Damon Albarn zdradził, że intensywnie pracuje nad nową płytą Gorillaz. Powiedział też, kiedy można spodziewać się premiery krążka.
Albarn zapewnił, że najnowszy album Gorillaz będzie wyjątkowy, ponieważ został nagrany aż w czterech językach. Lider zespołu ujawnił te informacje w rozmowie z „The Sun”, podsumowując ostatnie miesiące jako bardzo intensywne:
Po reaktywacji Blur działo się bardzo dużo. Robiłem operę w Paryżu i zacząłem pracę nad nowym albumem Gorillaz. To było szaleństwo, naprawdę. Ale świat też oszalał, więc nie wydaje się to w żaden sposób dziwne. Byłem niesamowicie zajęty tworzeniem muzyki, to właśnie kocham robić.
W osobnej rozmowie z „The Times” Albarn przyznał, że album nie ukaże się wcześniej niż w 2026 roku.
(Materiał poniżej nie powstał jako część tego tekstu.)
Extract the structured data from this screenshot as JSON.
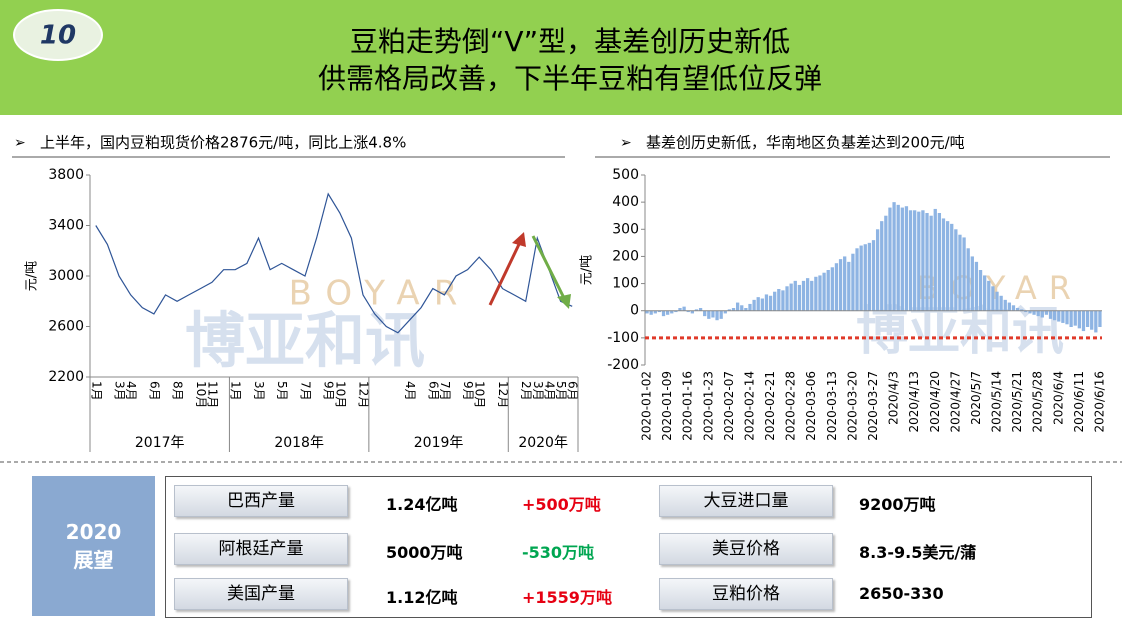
{
  "header": {
    "number": "10",
    "title_lines": [
      "豆粕走势倒“V”型，基差创历史新低",
      "供需格局改善，下半年豆粕有望低位反弹"
    ]
  },
  "watermark": {
    "name": "博亚和讯",
    "latin": "BOYAR"
  },
  "chart_data": [
    {
      "type": "line",
      "title": "上半年，国内豆粕现货价格2876元/吨，同比上涨4.8%",
      "y_label": "元/吨",
      "color": "#2f5597",
      "groups": [
        {
          "label": "2017年",
          "categories": [
            "1月",
            null,
            "3月",
            "4月",
            null,
            "6月",
            null,
            "8月",
            null,
            "10月",
            "11月",
            null
          ],
          "values": [
            3400,
            3250,
            3000,
            2850,
            2750,
            2700,
            2850,
            2800,
            2850,
            2900,
            2950,
            3050
          ]
        },
        {
          "label": "2018年",
          "categories": [
            "1月",
            null,
            "3月",
            null,
            "5月",
            null,
            "7月",
            null,
            "9月",
            "10月",
            null,
            "12月"
          ],
          "values": [
            3050,
            3100,
            3300,
            3050,
            3100,
            3050,
            3000,
            3300,
            3650,
            3500,
            3300,
            2850
          ]
        },
        {
          "label": "2019年",
          "categories": [
            null,
            null,
            null,
            "4月",
            null,
            "6月",
            "7月",
            null,
            "9月",
            "10月",
            null,
            "12月"
          ],
          "values": [
            2700,
            2600,
            2550,
            2650,
            2750,
            2900,
            2850,
            3000,
            3050,
            3150,
            3050,
            2900
          ]
        },
        {
          "label": "2020年",
          "categories": [
            null,
            "2月",
            "3月",
            "4月",
            "5月",
            "6月"
          ],
          "values": [
            2850,
            2800,
            3300,
            3050,
            2800,
            2760
          ]
        }
      ],
      "ylim": [
        2200,
        3800
      ],
      "yticks": [
        2200,
        2600,
        3000,
        3400,
        3800
      ]
    },
    {
      "type": "bar",
      "title": "基差创历史新低，华南地区负基差达到200元/吨",
      "y_label": "元/吨",
      "color": "#8eb4e3",
      "categories": [
        "2020-01-02",
        null,
        null,
        null,
        null,
        "2020-01-09",
        null,
        null,
        null,
        null,
        "2020-01-16",
        null,
        null,
        null,
        null,
        "2020-01-23",
        null,
        null,
        null,
        null,
        "2020-02-07",
        null,
        null,
        null,
        null,
        "2020-02-14",
        null,
        null,
        null,
        null,
        "2020-02-21",
        null,
        null,
        null,
        null,
        "2020-02-28",
        null,
        null,
        null,
        null,
        "2020-03-06",
        null,
        null,
        null,
        null,
        "2020-03-13",
        null,
        null,
        null,
        null,
        "2020-03-20",
        null,
        null,
        null,
        null,
        "2020-03-27",
        null,
        null,
        null,
        null,
        "2020/4/3",
        null,
        null,
        null,
        null,
        "2020/4/13",
        null,
        null,
        null,
        null,
        "2020/4/20",
        null,
        null,
        null,
        null,
        "2020/4/27",
        null,
        null,
        null,
        null,
        "2020/5/7",
        null,
        null,
        null,
        null,
        "2020/5/14",
        null,
        null,
        null,
        null,
        "2020/5/21",
        null,
        null,
        null,
        null,
        "2020/5/28",
        null,
        null,
        null,
        null,
        "2020/6/4",
        null,
        null,
        null,
        null,
        "2020/6/11",
        null,
        null,
        null,
        null,
        "2020/6/16"
      ],
      "values": [
        -10,
        -15,
        -10,
        -5,
        -20,
        -15,
        -10,
        -5,
        10,
        15,
        -5,
        -10,
        5,
        10,
        -20,
        -30,
        -25,
        -35,
        -30,
        -10,
        5,
        10,
        30,
        20,
        10,
        25,
        40,
        50,
        45,
        60,
        55,
        70,
        80,
        75,
        90,
        100,
        110,
        95,
        110,
        120,
        110,
        125,
        130,
        140,
        150,
        160,
        175,
        190,
        200,
        180,
        210,
        230,
        240,
        245,
        250,
        260,
        300,
        330,
        350,
        380,
        400,
        390,
        380,
        385,
        370,
        370,
        365,
        370,
        360,
        350,
        375,
        360,
        340,
        330,
        320,
        300,
        280,
        270,
        230,
        200,
        180,
        150,
        130,
        110,
        90,
        70,
        55,
        40,
        30,
        20,
        10,
        5,
        -5,
        -10,
        -15,
        -20,
        -25,
        -15,
        -30,
        -35,
        -40,
        -45,
        -50,
        -60,
        -55,
        -65,
        -75,
        -60,
        -70,
        -80,
        -60
      ],
      "ylim": [
        -200,
        500
      ],
      "yticks": [
        -200,
        -100,
        0,
        100,
        200,
        300,
        400,
        500
      ],
      "reference_line": {
        "value": -100,
        "color": "#e03a2a"
      }
    }
  ],
  "outlook": {
    "title": [
      "2020",
      "展望"
    ],
    "left": [
      {
        "label": "巴西产量",
        "value": "1.24亿吨",
        "change": "+500万吨",
        "change_color": "#e60012"
      },
      {
        "label": "阿根廷产量",
        "value": "5000万吨",
        "change": "-530万吨",
        "change_color": "#00a651"
      },
      {
        "label": "美国产量",
        "value": "1.12亿吨",
        "change": "+1559万吨",
        "change_color": "#e60012"
      }
    ],
    "right": [
      {
        "label": "大豆进口量",
        "value": "9200万吨"
      },
      {
        "label": "美豆价格",
        "value": "8.3-9.5美元/蒲"
      },
      {
        "label": "豆粕价格",
        "value": "2650-330"
      }
    ]
  }
}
Tym samym zaprzeczył swojej wypowiedzi z marca, gdy zapowiadał premierę jeszcze na ten rok.
Obecnie Gorillaz szykują się do serii wyjątkowych koncertów w Londynie, podczas których zagrają swoje kultowe albumy w całości.
Na scenie pojawi się pełny skład koncertowy Gorillaz, a za oprawę wizualną odpowiada współtwórca projektu – Jamie Hewlett. Muzycy wykonają każdy album od początku do końca, w kameralnej atmosferze. Na 3 września zaplanowano też „tajemniczy koncert”, którego szczegóły pozostają nieznane.